The streak-throated bush tyrant is 21 to 23 cm long and weighs about 64 g. The sexes have the same plumage. Adults of the nominate subspecies have a faint whitish stripe from the lores past the eye on an otherwise dark brown face. Their upperparts are a slightly lighter brown. Their wings are mostly dusky with cinnamon-rufous edges and bases to the flight feathers; the latter show as a prominent band in flight. Their tail's upper surface is dusky and its underside cinnamon with a blackish outer third. Their throat is white with heavy black streaks that continue onto the breast. Their upper breast is pale brown and the rest of the underparts cinnamon-rufous. Subspecies M. s. pallidus is smaller and paler than the nominate and has slightly narrower streaks on the throat. Both subspecies have a dark brown iris, a large slightly hooked blackish bill, and blackish legs and feet.

==Distribution and habitat==

The streak-throated bush tyrant has a disjunct distribution. The nominate subspecies is found separately in the Sierra Nevada de Santa Marta in northern Colombia, the Serranía del Perijá on the Colombia-Venezuela border, and from the Andes of Táchira and Mérida states in western Venezuela south through all three Andean ranges in Colombia, the Andes of Ecuador, and the Andes of Peru south to Apurímac and Arequipa departments. Subspecies M. s. pallidus is found in the Andes from Cuzco and Puno departments in Peru south through Bolivia into northwestern Argentina as far as Tucumán Province.

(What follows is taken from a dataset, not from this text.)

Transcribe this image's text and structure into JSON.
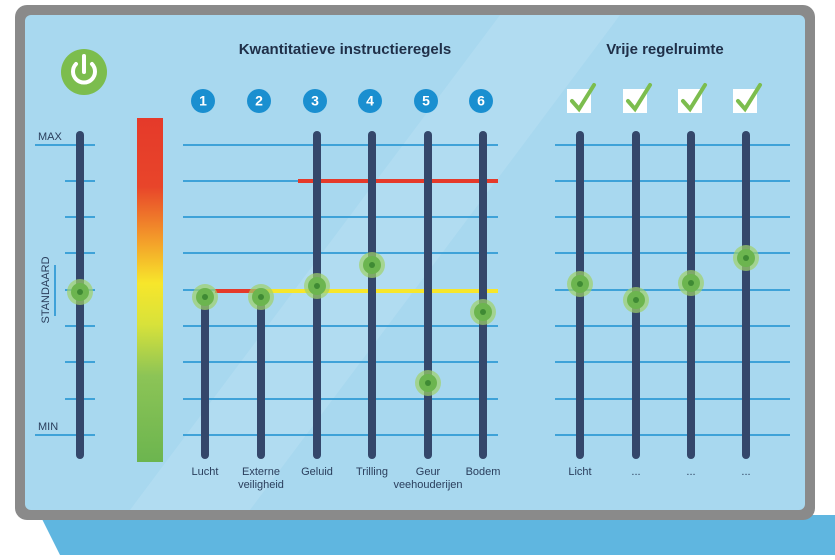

The streak-throated bush tyrant inhabits a variety of semi-open to open landscapes. These include shrublands and grasslands, agricultural areas with shrubby patches and small woodlands, and the edges of more extensive forest and woodlands typically near cliffs, landslide scars, and roads. It shuns the interior of large forest. In elevation it ranges between 2100 and 3100 m (and probably higher) in Venezuela, between 2400 and 3400 m in Colombia, mostly between 2400 and 3200 m in Ecuador, and mostly between 1700 and 3700 m but as low as 500 m in Peru.

==Behavior==
===Movement===

The streak-throated bush tyrant is primarily a year-round resident though some seasonal elevational changes are believed likely in Venezuela.

===Feeding===

The streak-throated bush tyrant feeds on insects and small vertebrates. It typically forages singly or in pairs, though members of pairs often are somewhat separated. It perches high in an exposed position and captures most prey in mid-air ("hawking") with sallies that often take it back to the same perch. It takes other prey by dropping onto it on the ground.

===Breeding===

The streak-throated bush tyrant's breeding season has not been fully defined. It spans from January to June in the Sierra Nevada de Santa Marta and Serranía del Perijá and includes March elsewhere in Venezuela. Its nest is an open cup often placed under a bridge or a natural or human-made overhang. Nothing else is known about the species' breeding biology.

===Vocalization===

The streak-throated bush tyrant's calls have been described as "a loud, clear whistle, peeeeee" that rises and is "unmistakably human in quality", "a strident, whistled stee-deek!", and "2-4 loud humanlike whistles...püEEET,,wuuu..eee [or] püEEET..wuEET..sueet..peeu". The vocalizations have also been described as "a loud descending whistled HEEW or HEEE'wit [and] a squeaky seebit".

==Status==

The IUCN has assessed the streak-throated bush tyrant as being of Least Concern. It has a very large range; its population size is not known and is believed to be stable. No immediate threats have been identified. It is considered uncommon in Venezuela, common in Colombia, and "uncommon but widespread" in Peru. It occurs in protected areas in most countries and "given its tolerance of converted habitat...it is not threatened".